Nach gefühlter sehr langer Zeit, und noch einigen Telefonaten kommt endlich der Jeep und er hat sogar einen Reifen dabei.
Na, ob der wohl passt? Wir sollten es nie erfahren.
Die beiden Fahrer laden ihn jedenfalls jetzt erstmal aus und dann wird er erstmal ausführlich begutachtet und hin und her gedreht. Ich wundere mich nur, dass die so lange quatschen, statt jetzt einfach mal den Reifen zu wechseln, damit wir endlich los kommen. Plötzlich klettert der eine von ihnen in einem Anfall von Aktionismus auf unseren Jeep und fängt an, die Spannbänder von unserem Gepäck zu lösen.
Nanu, was wird das denn? Meinen die, der Wagenheber schafft das Auto nicht inklusive Gepäck, oder was? Während wir uns noch fragend ansehen, klettern nun auch der andere von den Beiden auf den anderen Jeep, auf dem, mit dem er gekommen ist. Dieser Jeep ist deutlich kleiner als unserer. Der Kollege auf unserem Jeep beginnt jetzt, unsere Rucksäcke zu dem anderen hinüber zu werfen.
Ich gucke fragend in die Runde und mein Blick trifft sich mit dem von Fidel. «Was macht ihr da?» ruft er ihnen zu. «Wir laden das Gepäck um.» kommt die banale aber doch treffende Antwort. «Wir fahren euch mit dem hier», und er zeigt auf den intakten, aber kleinen, Jeep «nach Santa Elena». «Hmm, da passen wir aber nicht alle rein!» entgegnen wir. «Das macht nichts», sagt er, «dann fahren wir eben zweimal!»
Aha, daher weht also der Wind. Die sind wahrscheinlich einfach zu faul, den Reifen zu wechseln. Denken wir.
«Kommt, wir helfen Euch, ist doch kein Problem, der Reifen ist schnell gewechselt!» rufe ich ihnen zu. Aber davon wollen sie nichts wissen.

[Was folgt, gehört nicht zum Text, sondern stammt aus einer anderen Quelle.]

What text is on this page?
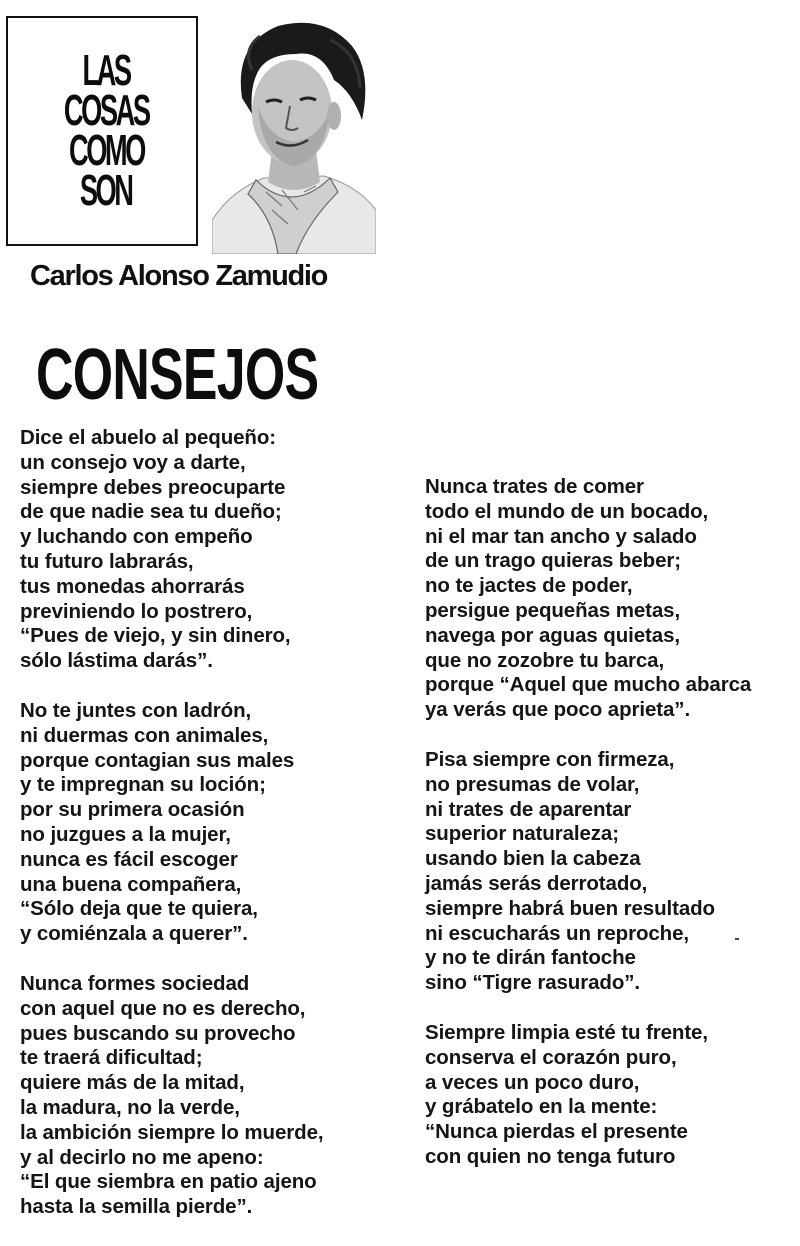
LAS
COSAS
COMO
SON
Carlos Alonso Zamudio
CONSEJOS
Dice el abuelo al pequeño:
un consejo voy a darte,
siempre debes preocuparte
de que nadie sea tu dueño;
y luchando con empeño
tu futuro labrarás,
tus monedas ahorrarás
previniendo lo postrero,
“Pues de viejo, y sin dinero,
sólo lástima darás”.
No te juntes con ladrón,
ni duermas con animales,
porque contagian sus males
y te impregnan su loción;
por su primera ocasión
no juzgues a la mujer,
nunca es fácil escoger
una buena compañera,
“Sólo deja que te quiera,
y comiénzala a querer”.
Nunca formes sociedad
con aquel que no es derecho,
pues buscando su provecho
te traerá dificultad;
quiere más de la mitad,
la madura, no la verde,
la ambición siempre lo muerde,
y al decirlo no me apeno:
“El que siembra en patio ajeno
hasta la semilla pierde”.
Nunca trates de comer
todo el mundo de un bocado,
ni el mar tan ancho y salado
de un trago quieras beber;
no te jactes de poder,
persigue pequeñas metas,
navega por aguas quietas,
que no zozobre tu barca,
porque “Aquel que mucho abarca
ya verás que poco aprieta”.
Pisa siempre con firmeza,
no presumas de volar,
ni trates de aparentar
superior naturaleza;
usando bien la cabeza
jamás serás derrotado,
siempre habrá buen resultado
ni escucharás un reproche,
y no te dirán fantoche
sino “Tigre rasurado”.
Siempre limpia esté tu frente,
conserva el corazón puro,
a veces un poco duro,
y grábatelo en la mente:
“Nunca pierdas el presente
con quien no tenga futuro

Rucksack für Rucksack wird umgeladen und auf dem kleinen Jeep verzurrt. Irgendwie verstehen wir die ganze Aktion nicht. In der Zeit, hätten wir den Reifen doch dreimal gewechselt!! Aber, was sollen wir machen. Ehrlich gesagt, ist es uns auch langsam egal, Hauptsache, wir kommen jetzt endlich mal nach Santa Elena!
Also wir dann zu guter letzt im Jeep sitzen, dämmert uns plötzlich, was der Grund für das ganze Theater ist:
Der kleine Jeep, in dem wir jetzt sitzen, stellt sich als das Privatauto unseres Dicken Agency-Chefs heraus. Und es scheint für seine Angestellten das absolut Größte zu sein, einmal das Auto des Chefs zu fahren. Und hier und heute bietet sich für sie die nie dagewesene Gelegenheit, dieses Kleinod sogar zweimal zu fahren!

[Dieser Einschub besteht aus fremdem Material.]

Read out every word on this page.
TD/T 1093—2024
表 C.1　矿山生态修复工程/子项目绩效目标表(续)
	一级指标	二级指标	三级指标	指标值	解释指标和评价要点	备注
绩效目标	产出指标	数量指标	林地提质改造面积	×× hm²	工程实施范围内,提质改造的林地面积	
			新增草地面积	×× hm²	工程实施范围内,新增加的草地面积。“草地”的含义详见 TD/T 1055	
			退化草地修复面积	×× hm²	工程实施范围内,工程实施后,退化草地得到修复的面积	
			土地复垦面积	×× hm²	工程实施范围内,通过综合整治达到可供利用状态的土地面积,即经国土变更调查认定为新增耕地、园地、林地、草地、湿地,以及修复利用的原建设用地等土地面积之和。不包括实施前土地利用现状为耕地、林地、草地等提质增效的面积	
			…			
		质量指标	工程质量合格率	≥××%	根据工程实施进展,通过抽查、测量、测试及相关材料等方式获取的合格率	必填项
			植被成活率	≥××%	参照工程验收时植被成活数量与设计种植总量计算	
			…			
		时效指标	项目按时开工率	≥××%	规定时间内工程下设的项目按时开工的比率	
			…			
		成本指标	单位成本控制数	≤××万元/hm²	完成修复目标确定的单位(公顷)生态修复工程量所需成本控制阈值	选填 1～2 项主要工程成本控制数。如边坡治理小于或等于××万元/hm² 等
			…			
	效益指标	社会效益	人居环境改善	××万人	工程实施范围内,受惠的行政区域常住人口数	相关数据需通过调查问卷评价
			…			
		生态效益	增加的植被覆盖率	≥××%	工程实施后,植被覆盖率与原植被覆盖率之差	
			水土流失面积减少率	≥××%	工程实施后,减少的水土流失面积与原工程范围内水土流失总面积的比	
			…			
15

Und einen der Gründe, warum das so cool ist, erleben wir jetzt gleich «live» und in Farbe: In dem Auto gibt es einen DVD-Player, der Monitor hängt vorne am Dachhimmel. Stolz und betont langsam legt unser Fahrer, bevor wir losfahren, eine Bee Gees Live DVD aus den Achtzigern ein. Ein dreh am Lautstärkeregler, ein betont lässiges zurücklehnen im Sitz, und los geht’s nach Santa Elena mit voller Lautstärke und den Gebrüdern Gibb im schönsten Falsett:
«Ah – ah – ah – ah – staying alive – staying alive… Ah – ah – ah – ah – aahhhhh.…»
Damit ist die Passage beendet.